War was written in the patois Céline adopted as his signature style which, as translator Sander Berg points out in his introduction, presents certain difficulties for the translator. I am not convinced these difficulties are solved here, although it does improve slightly on translations of Céline’s earlier works in its ability to reproduce some of the more vulgar turns of phrase. The choice, however, to transform Ferdinand into an English ‘lad’ creates a few issues, least of all in his frequent encounters with the English army. Choices like ‘geezer’, ‘bint’ (woman), and ‘porky pies’ (lies) feel imposed rather than natural. The sometimes puzzling blend of English dialects renders Ferdinand part Artful Dodger, part Alex from A Clockwork Orange – both not unreasonable comparisons, except for Ferdinand’s distaste for violence of any kind.

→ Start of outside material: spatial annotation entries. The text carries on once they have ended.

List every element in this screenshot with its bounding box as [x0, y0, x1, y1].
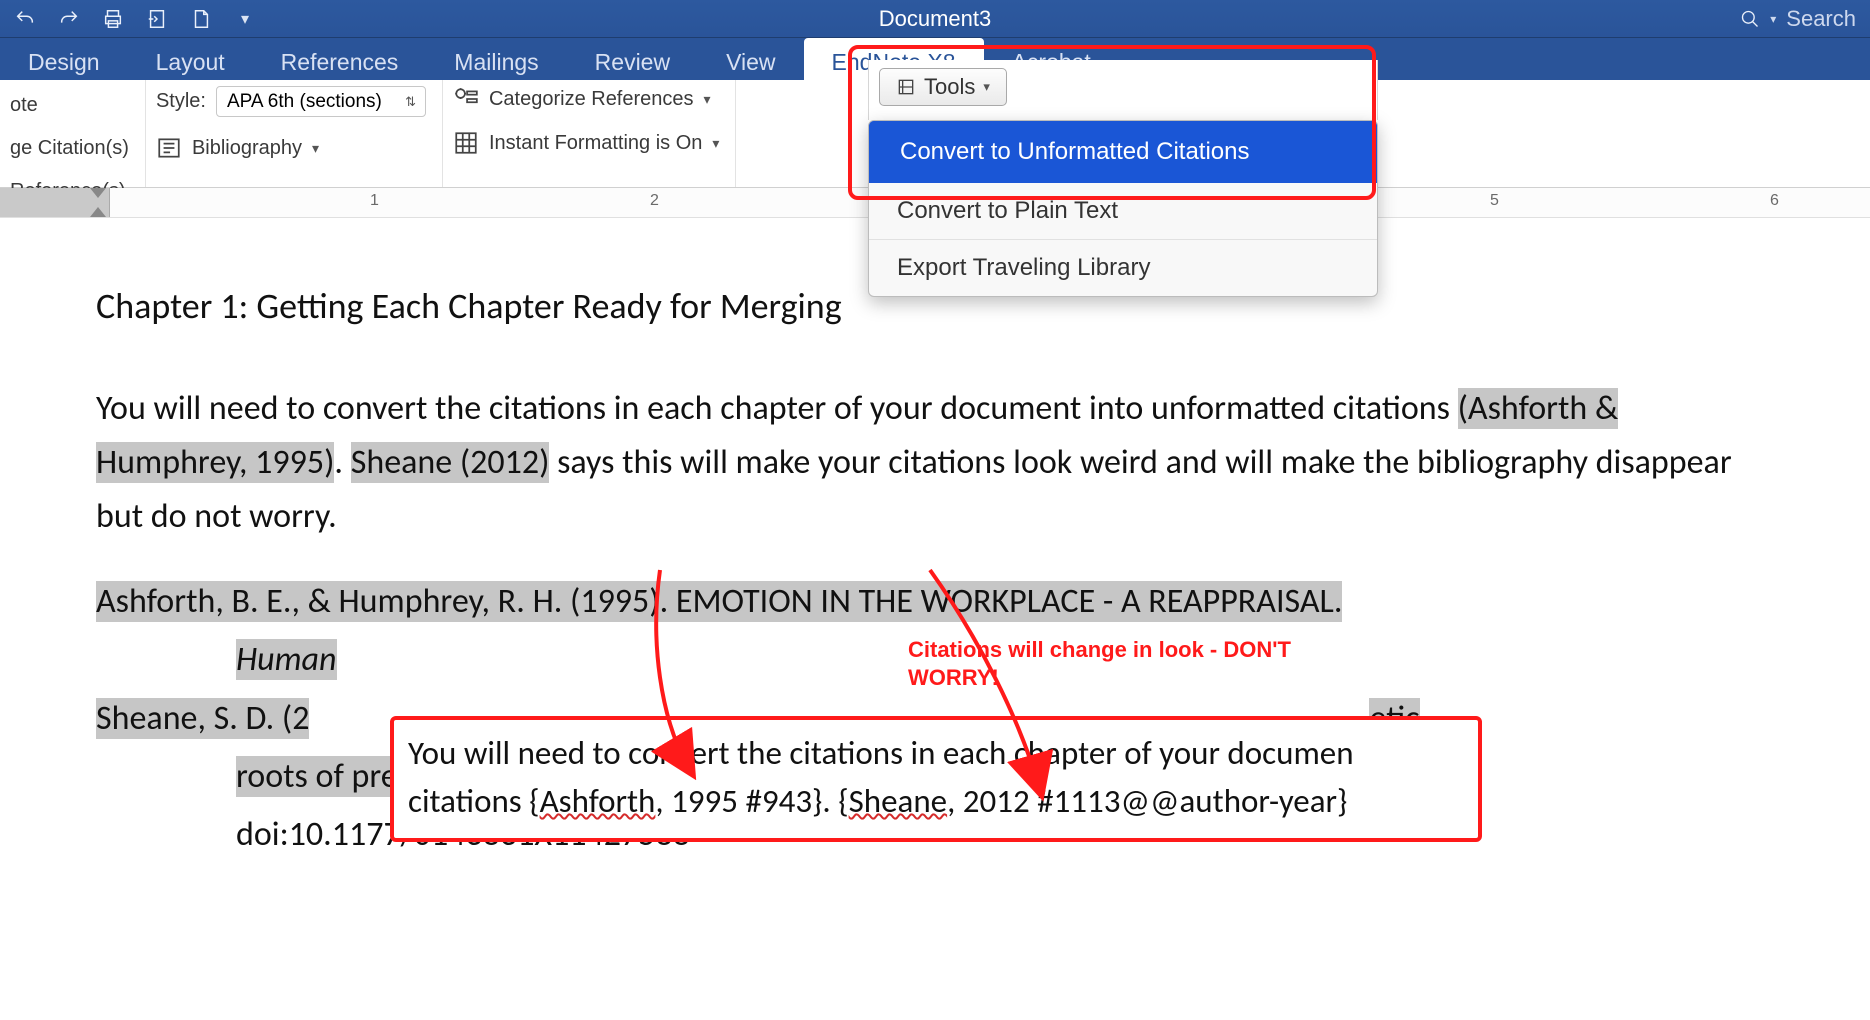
new-doc-icon[interactable]	[190, 8, 212, 30]
ribbon-group-citations: ote ge Citation(s) Reference(s)	[0, 80, 146, 187]
qat-overflow-icon[interactable]: ▾	[234, 8, 256, 30]
undo-icon[interactable]	[14, 8, 36, 30]
document-title: Document3	[879, 6, 992, 32]
quick-access-toolbar: ▾	[0, 8, 256, 30]
annotation-unformatted-box: You will need to convert the citations i…	[390, 716, 1482, 842]
page-icon[interactable]	[146, 8, 168, 30]
categorize-references-button[interactable]: Categorize References ▾	[453, 86, 719, 112]
tools-icon	[896, 77, 916, 97]
menu-convert-unformatted[interactable]: Convert to Unformatted Citations	[869, 121, 1377, 183]
menu-convert-plain-text[interactable]: Convert to Plain Text	[869, 183, 1377, 240]
body-paragraph: You will need to convert the citations i…	[96, 382, 1774, 545]
ruler-tick-1: 1	[370, 192, 379, 210]
ruler-tick-2: 2	[650, 192, 659, 210]
unfmt-ashforth: Ashforth	[540, 781, 656, 821]
tab-references[interactable]: References	[253, 38, 427, 80]
unfmt-sheane: Sheane	[849, 781, 947, 821]
style-label: Style:	[156, 90, 206, 113]
instant-formatting-button[interactable]: Instant Formatting is On ▾	[453, 130, 719, 156]
grid-icon	[453, 130, 479, 156]
ruler-indent-marker-bottom[interactable]	[90, 207, 106, 217]
ribbon-group-style: Style: APA 6th (sections) ⇅ Bibliography…	[146, 80, 443, 187]
citation-sheane[interactable]: Sheane (2012)	[351, 442, 550, 483]
style-dropdown[interactable]: APA 6th (sections)	[216, 86, 426, 117]
ribbon-fragment-ote[interactable]: ote	[10, 94, 129, 117]
ruler-indent-marker-top[interactable]	[90, 188, 106, 198]
ruler-tick-5: 5	[1490, 192, 1499, 210]
tab-mailings[interactable]: Mailings	[426, 38, 566, 80]
ribbon-group-categorize: Categorize References ▾ Instant Formatti…	[443, 80, 736, 187]
search-box[interactable]: ▾ Search	[1740, 6, 1856, 32]
tab-layout[interactable]: Layout	[128, 38, 253, 80]
bibliography-icon	[156, 135, 182, 161]
chevron-down-icon: ▾	[704, 91, 711, 108]
tab-review[interactable]: Review	[567, 38, 698, 80]
search-icon	[1740, 9, 1760, 29]
ribbon-fragment-citations[interactable]: ge Citation(s)	[10, 137, 129, 160]
chevron-down-icon: ▾	[712, 135, 719, 152]
ruler-tick-6: 6	[1770, 192, 1779, 210]
unfmt-line2: citations {Ashforth, 1995 #943}. {Sheane…	[408, 778, 1464, 826]
bib-entry-1: Ashforth, B. E., & Humphrey, R. H. (1995…	[96, 575, 1774, 629]
menu-export-traveling-library[interactable]: Export Traveling Library	[869, 240, 1377, 296]
tools-menu: Convert to Unformatted Citations Convert…	[868, 120, 1378, 297]
print-icon[interactable]	[102, 8, 124, 30]
bibliography-button[interactable]: Bibliography ▾	[156, 135, 426, 161]
gear-list-icon	[453, 86, 479, 112]
chevron-down-icon: ▾	[983, 79, 990, 95]
redo-icon[interactable]	[58, 8, 80, 30]
annotation-red-text: Citations will change in look - DON'T WO…	[908, 636, 1291, 691]
tools-button[interactable]: Tools ▾	[879, 68, 1007, 106]
chevron-down-icon: ▾	[312, 140, 319, 157]
tab-view[interactable]: View	[698, 38, 803, 80]
title-bar: ▾ Document3 ▾ Search	[0, 0, 1870, 38]
unfmt-line1: You will need to convert the citations i…	[408, 730, 1464, 778]
search-placeholder: Search	[1786, 6, 1856, 32]
tab-design[interactable]: Design	[0, 38, 128, 80]
tools-dropdown-wrap: Tools ▾ Convert to Unformatted Citations…	[868, 60, 1378, 297]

Céline/Ferdinand describes the goal of his writing in War thus: to ‘create beautiful literature with little bits of horror’. War is closer to burlesque than horror, with the reader more likely to cringe than to gasp. As for beauty, that depends on Ferdinand, who is likely to see more beauty in the green and rotting teeth of an obliging nurse than in the woods and fields surrounding the town.

Times critic Adam Sage called the discovery of Céline’s lost manuscripts the most important and the most troubling literary discovery of the last century. What they confirm is something already known to those who still read Céline: we need more writing like his ... and less.